Additionally, we may also use:

  • Plotly: Useful for creating interactive plots, dashboards, and web-based visualizations.

Question 4: What is the textbook for the course?

Answer:
We do not use one single source, but this class draws heavily from materials presented in the following book:
Claus O. Wilke. Fundamentals of Data Visualization. O’Reilly Media, 2019.


Question 5: Do we follow the order of chapters in the book?

Answer:
Short: No.

Longer: Claus himself teaches about data visualization and he does not follow the chapter order of the book. We follow almost his lecture order. His course can be found here: https://wilkelab.org/DSC385/.


Question 6: Why do we use GitHub instead of Blackboard?

Answer:
We use GitHub because it mirrors industry standards. In Data Science and related fields, proficiency in version control and collaboration tools like GitHub is essential. While Blackboard is useful for managing coursework, it doesn't prepare students for the kind of collaborative, code-centric work environments they’ll encounter in their careers. Mastering GitHub not only builds your coding skills but also enhances your ability to contribute to real-world projects, track changes, and collaborate with others. This makes it a much more valuable skill for your future career.

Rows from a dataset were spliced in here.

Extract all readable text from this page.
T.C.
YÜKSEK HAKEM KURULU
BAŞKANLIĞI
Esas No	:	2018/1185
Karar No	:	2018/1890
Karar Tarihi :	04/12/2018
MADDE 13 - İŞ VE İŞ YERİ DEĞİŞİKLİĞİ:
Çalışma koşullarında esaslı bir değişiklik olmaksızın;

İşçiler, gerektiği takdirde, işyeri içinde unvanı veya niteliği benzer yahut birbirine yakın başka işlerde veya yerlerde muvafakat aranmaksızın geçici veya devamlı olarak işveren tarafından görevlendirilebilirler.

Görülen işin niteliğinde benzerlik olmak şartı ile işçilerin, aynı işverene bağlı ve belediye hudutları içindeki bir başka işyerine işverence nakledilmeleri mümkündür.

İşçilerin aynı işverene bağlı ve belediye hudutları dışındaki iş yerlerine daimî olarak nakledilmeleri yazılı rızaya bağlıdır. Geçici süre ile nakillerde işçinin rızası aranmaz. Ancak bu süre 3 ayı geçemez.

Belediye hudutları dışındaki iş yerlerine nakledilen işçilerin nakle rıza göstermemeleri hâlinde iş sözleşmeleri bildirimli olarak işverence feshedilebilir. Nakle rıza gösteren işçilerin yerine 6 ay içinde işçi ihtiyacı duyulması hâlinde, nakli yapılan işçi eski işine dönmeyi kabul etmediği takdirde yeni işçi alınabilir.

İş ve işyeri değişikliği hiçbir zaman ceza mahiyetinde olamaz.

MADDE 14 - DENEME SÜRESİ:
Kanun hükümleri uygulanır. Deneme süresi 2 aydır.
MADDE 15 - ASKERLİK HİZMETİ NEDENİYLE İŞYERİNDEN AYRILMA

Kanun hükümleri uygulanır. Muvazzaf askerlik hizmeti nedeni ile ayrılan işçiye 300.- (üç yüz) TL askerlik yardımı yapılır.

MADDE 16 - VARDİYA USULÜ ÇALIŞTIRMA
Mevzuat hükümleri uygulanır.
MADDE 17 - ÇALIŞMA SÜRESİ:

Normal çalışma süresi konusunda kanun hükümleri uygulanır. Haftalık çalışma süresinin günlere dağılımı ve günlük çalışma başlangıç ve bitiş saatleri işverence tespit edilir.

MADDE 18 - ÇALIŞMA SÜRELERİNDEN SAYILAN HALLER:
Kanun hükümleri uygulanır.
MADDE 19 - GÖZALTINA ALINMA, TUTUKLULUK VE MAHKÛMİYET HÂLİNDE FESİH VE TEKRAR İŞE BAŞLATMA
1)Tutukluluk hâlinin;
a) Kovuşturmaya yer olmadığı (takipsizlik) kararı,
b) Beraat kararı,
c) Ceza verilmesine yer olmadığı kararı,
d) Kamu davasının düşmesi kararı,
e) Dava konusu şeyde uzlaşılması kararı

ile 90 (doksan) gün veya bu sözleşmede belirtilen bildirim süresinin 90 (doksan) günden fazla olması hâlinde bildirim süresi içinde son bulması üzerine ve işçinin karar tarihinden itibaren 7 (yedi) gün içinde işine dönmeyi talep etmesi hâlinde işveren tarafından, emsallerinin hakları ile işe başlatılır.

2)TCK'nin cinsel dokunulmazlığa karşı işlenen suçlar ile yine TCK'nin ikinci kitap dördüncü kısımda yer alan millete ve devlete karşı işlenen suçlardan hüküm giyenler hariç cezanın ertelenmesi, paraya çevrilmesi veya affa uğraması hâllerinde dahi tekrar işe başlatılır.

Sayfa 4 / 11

Question 7: Why do we need to learn Markdown?

Answer:
Markdown is an essential tool for any data scientist or developer. It's a lightweight, easy-to-learn format for creating well-structured, readable documentation. You’ll use it extensively in GitHub to document projects, in Google Colab to write clean, organized notebooks, and even in MS Teams for seamless communication. By mastering Markdown, you enhance your ability to create professional reports, share code effectively, and collaborate with others in any technical environment. It’s a skill that not only improves your workflow but is also highly valued in the industry.


Question 8: To be successful in this course and Data Science, do I need to be an expert in any field?

Answer:
No, you don’t need to be an expert. What matters most is curiosity and a willingness to work hard and ask for guidence when you feel lost.